Typically, these methods also known as the MSD.TM. or FSD.TM. process (Trademarks of NIRO A/S) involves the steps of atomizing a liquid feedstock into a spray of small droplets in the processing zone, where the droplets are contacted with the hot drying gas stream having a high velocity to produce partly dried primary particles, and formation of agglomerates by mixing the primary particles with fine or dustlike particles also known as fines, which are entrained from the drying chamber itself or returned to the agglomeration zones in the chamber from auxiliary equipment such as a cyclone outside the drying chamber, in which fines are retrieved from the exhaust of drying gas from the drying chamber, and subsequent additional drying in the fluid bed also serving to provide cooling of the agglomerated particles.
The main agglomeration zones in the chamber are the spraying zone or nozzle cloud immediately outside the spraying device, which is typically a spraying nozzle, the fluid bed which is typically located in the lower part of the chamber and on the inner surface of a conical part of the chamber, if present.
Typical prior art spray drying devices for the performance of the MSD and FSD methods as described can be found in published International Patent Application WO 95/24599, EP-B-097 484, EP-A-0 749 769 and EP-A-0 749 770 all of which suggest after-treatment of the product obtained from the fluid bed in a further fluid bed either by designing the fluid bed integrated in the drying chamber as a two stage fluid bed or arranging a separate after-treatment fluid bed outside the drying chamber.
In many agglomeration processes the return of fines to the agglomeration zones of the drying chamber plays a significant role for the result to be obtained, and the properties of the agglomerated product will depend on many factors such as the part of the chamber to which fines are returned, such as discussed in EP-A-0 378 498 and WO 95/13864.

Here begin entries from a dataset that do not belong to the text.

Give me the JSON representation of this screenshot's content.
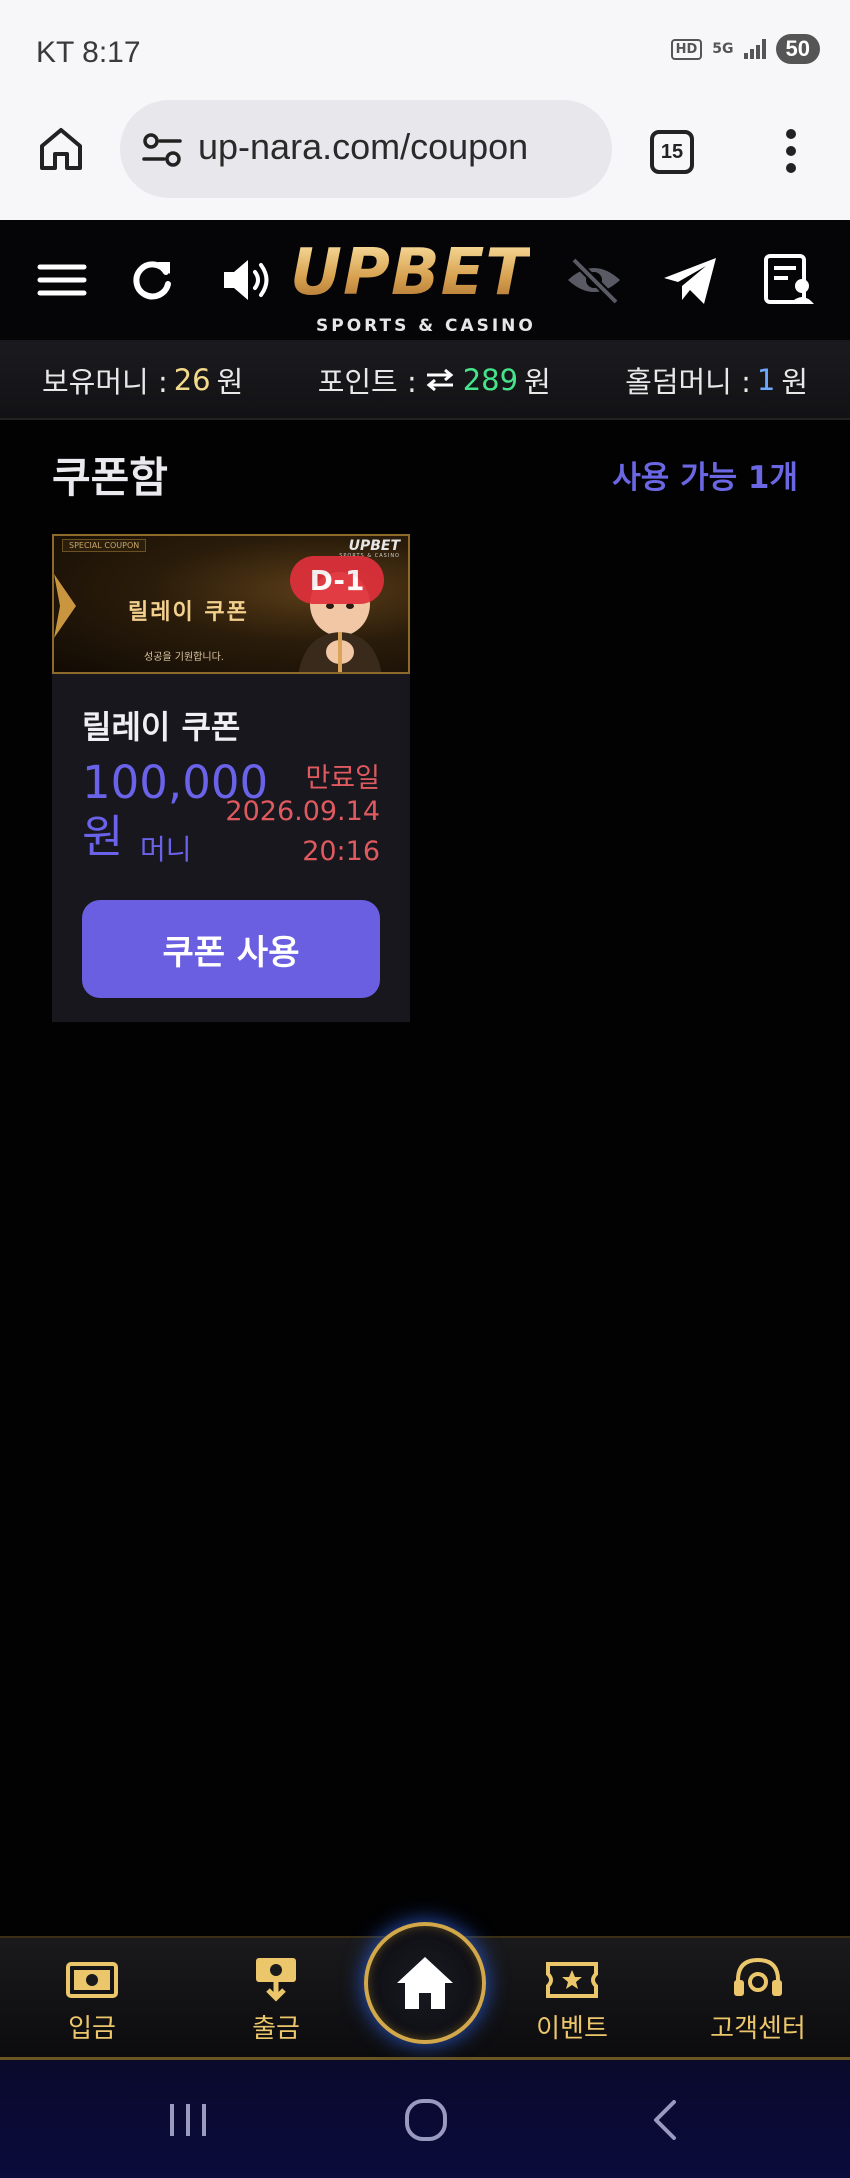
{
  "status_bar": {
    "carrier_time": "KT 8:17",
    "hd": "HD",
    "network": "5G",
    "battery": "50"
  },
  "browser": {
    "url": "up-nara.com/coupon",
    "tab_count": "15"
  },
  "site": {
    "logo_main": "UPBET",
    "logo_sub": "SPORTS & CASINO"
  },
  "balance": {
    "money_label": "보유머니 :",
    "money_value": "26",
    "money_unit": "원",
    "point_label": "포인트 :",
    "point_value": "289",
    "point_unit": "원",
    "holdem_label": "홀덤머니 :",
    "holdem_value": "1",
    "holdem_unit": "원"
  },
  "coupon_box": {
    "title": "쿠폰함",
    "available": "사용 가능 1개"
  },
  "coupon": {
    "banner_tag": "SPECIAL COUPON",
    "banner_title": "릴레이 쿠폰",
    "banner_sub": "성공을 기원합니다.",
    "banner_logo": "UPBET",
    "banner_logo_sub": "SPORTS & CASINO",
    "d_day": "D-1",
    "name": "릴레이 쿠폰",
    "amount": "100,000",
    "amount_unit": "원",
    "amount_type": "머니",
    "expiry_label": "만료일",
    "expiry_date": "2026.09.14",
    "expiry_time": "20:16",
    "use_button": "쿠폰 사용"
  },
  "bottom_nav": {
    "deposit": "입금",
    "withdraw": "출금",
    "event": "이벤트",
    "support": "고객센터"
  },
  "colors": {
    "accent_purple": "#6a5fe0",
    "gold": "#ecc66a",
    "expiry_red": "#df5a5f",
    "point_green": "#45e38a"
  }
}
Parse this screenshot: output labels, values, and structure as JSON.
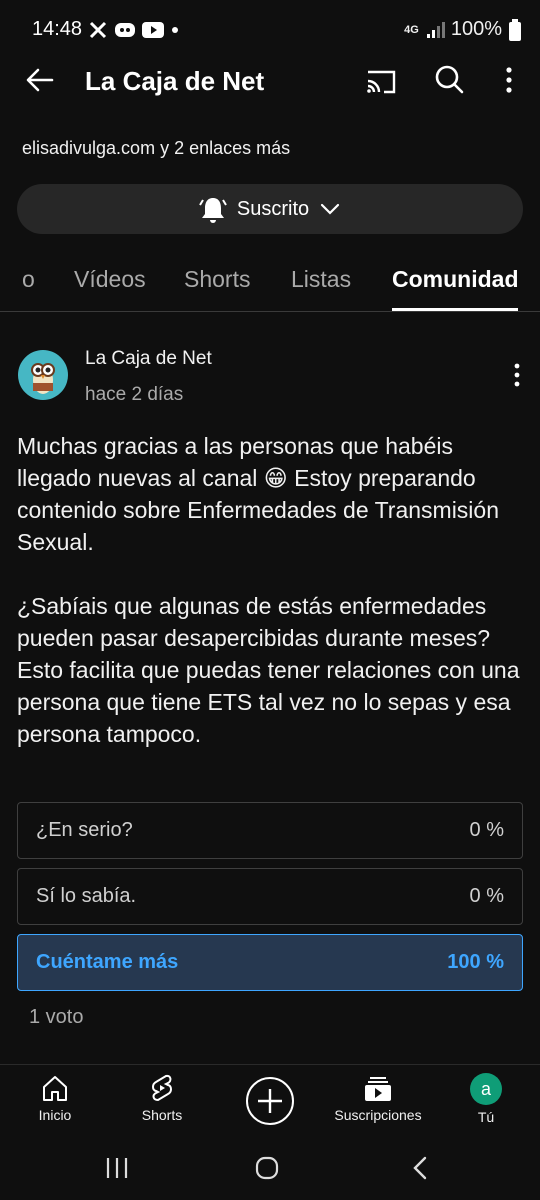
{
  "status": {
    "time": "14:48",
    "network": "4G",
    "battery": "100%"
  },
  "app_bar": {
    "title": "La Caja de Net"
  },
  "channel": {
    "links": "elisadivulga.com y 2 enlaces más",
    "subscribed_label": "Suscrito"
  },
  "tabs": [
    {
      "label": "o"
    },
    {
      "label": "Vídeos"
    },
    {
      "label": "Shorts"
    },
    {
      "label": "Listas"
    },
    {
      "label": "Comunidad",
      "active": true
    }
  ],
  "post": {
    "author": "La Caja de Net",
    "time": "hace 2 días",
    "text": "Muchas gracias a las personas que habéis llegado nuevas al canal 😁 Estoy preparando contenido sobre Enfermedades de Transmisión Sexual.\n\n¿Sabíais que algunas de estás enfermedades pueden pasar desapercibidas durante meses? Esto facilita que puedas tener relaciones con una persona que tiene ETS tal vez no lo sepas y esa persona tampoco."
  },
  "poll": {
    "options": [
      {
        "label": "¿En serio?",
        "percent": "0 %"
      },
      {
        "label": "Sí lo sabía.",
        "percent": "0 %"
      },
      {
        "label": "Cuéntame más",
        "percent": "100 %",
        "selected": true
      }
    ],
    "votes": "1 voto"
  },
  "bottom_nav": {
    "home": "Inicio",
    "shorts": "Shorts",
    "subscriptions": "Suscripciones",
    "you": "Tú",
    "you_avatar_letter": "a"
  },
  "colors": {
    "accent": "#3ea6ff",
    "selected_bg": "#263850",
    "background": "#0f0f0f"
  }
}
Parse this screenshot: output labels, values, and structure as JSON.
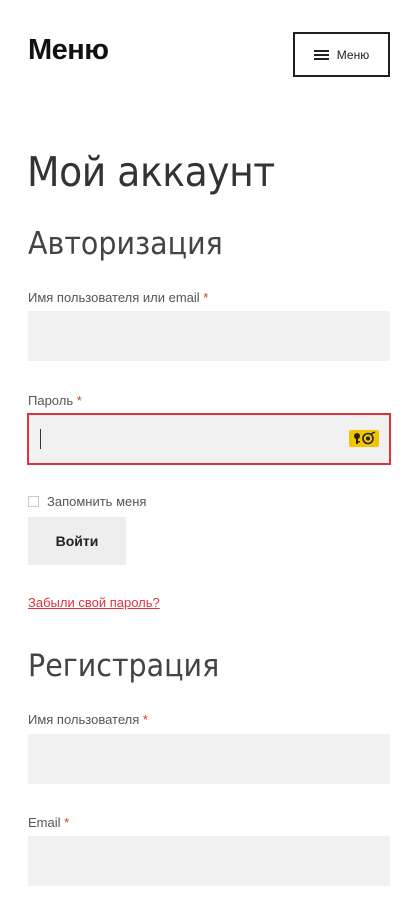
{
  "header": {
    "site_title": "Меню",
    "menu_button_label": "Меню"
  },
  "page": {
    "title": "Мой аккаунт"
  },
  "login": {
    "heading": "Авторизация",
    "username_label": "Имя пользователя или email",
    "username_value": "",
    "password_label": "Пароль",
    "password_value": "",
    "required_mark": "*",
    "remember_label": "Запомнить меня",
    "remember_checked": false,
    "submit_label": "Войти",
    "lost_password_link": "Забыли свой пароль?"
  },
  "register": {
    "heading": "Регистрация",
    "username_label": "Имя пользователя",
    "username_value": "",
    "email_label": "Email",
    "email_value": "",
    "required_mark": "*"
  },
  "icons": {
    "menu": "hamburger-icon",
    "password_manager": "password-manager-icon"
  },
  "colors": {
    "accent": "#e0323a",
    "required": "#d8362e",
    "input_bg": "#f1f1f1",
    "password_manager_bg": "#f5c400"
  }
}
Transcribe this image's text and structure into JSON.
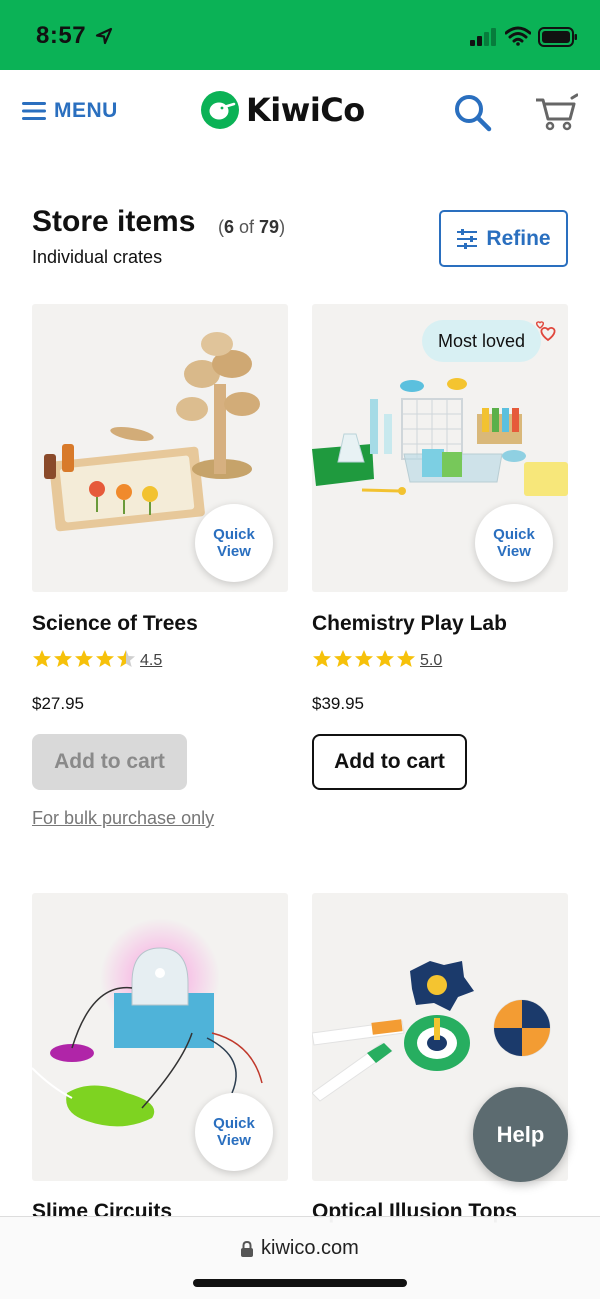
{
  "status_bar": {
    "time": "8:57"
  },
  "header": {
    "menu_label": "MENU",
    "logo_text": "KiwiCo"
  },
  "listing": {
    "title": "Store items",
    "count_prefix": "(",
    "count_shown": "6",
    "count_of": " of ",
    "count_total": "79",
    "count_suffix": ")",
    "subtitle": "Individual crates",
    "refine_label": "Refine"
  },
  "products": [
    {
      "name": "Science of Trees",
      "rating": "4.5",
      "stars": 4.5,
      "price": "$27.95",
      "cart_label": "Add to cart",
      "cart_enabled": false,
      "bulk_note": "For bulk purchase only",
      "quick_view": "Quick View"
    },
    {
      "name": "Chemistry Play Lab",
      "rating": "5.0",
      "stars": 5,
      "price": "$39.95",
      "cart_label": "Add to cart",
      "cart_enabled": true,
      "badge": "Most loved",
      "quick_view": "Quick View"
    },
    {
      "name": "Slime Circuits",
      "quick_view": "Quick View"
    },
    {
      "name": "Optical Illusion Tops"
    }
  ],
  "help_label": "Help",
  "browser": {
    "url": "kiwico.com"
  },
  "colors": {
    "status_green": "#0bb256",
    "brand_blue": "#2a6fbf",
    "star_yellow": "#f6c10a",
    "help_gray": "#5c6b70"
  },
  "icons": [
    "location-arrow-icon",
    "signal-icon",
    "wifi-icon",
    "battery-icon",
    "menu-icon",
    "kiwico-logo-icon",
    "search-icon",
    "cart-icon",
    "refine-sliders-icon",
    "star-icon",
    "heart-icon",
    "lock-icon"
  ]
}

As disclosed therein as well as in EP-A-0 749769 conventional prior art suggestions for return of fines for use in an agglomeration process have suffered in general, however, from the disadvantage that the fines to be returned must be collected outside the chamber and transported to the chamber by a sometimes quite complicated ducting system.
Moreover, for a number of products incorporating poisonous, polluting or otherwise dangerous or hazardous chemicals such as a number of pharmaceutical products, dyestuffs etc. it is highly desirable and likely to become an environmental demand to improve safety by avoiding the handling of such materials outside the processing chamber.
In U.S. Pat. No. 4,657,767, DE-A1-195 08 657 and DE-A1-195 11 961 the incorporation of integrated filter elements in dryers is disclosed per se. U.S. Pat. No. 4,657,76 discloses a substantially horizontally disposed processing chamber with the spraying device and an arrangement of bag-type filter elements located at opposite ends of an upper chamber zone, whereby agglomerates formed to some extent on the filter elements are only dislodged to the region underlying the filter arrangement which is outside the main agglomeration zone. Also in DE-A-195 08 657 a horizontally disposed chamber is disclosed in which a filter wall extends throughout the chamber above the processing zone without any precautions to dislodge material retained by the filter. DE-A1-195 11 961 discloses incorporation of filter elements in a direct flow drying chamber, substantially midway between a feeding device arranged in an upper part of the vertically disposed chamber and a fluid bed in the lower part thereof.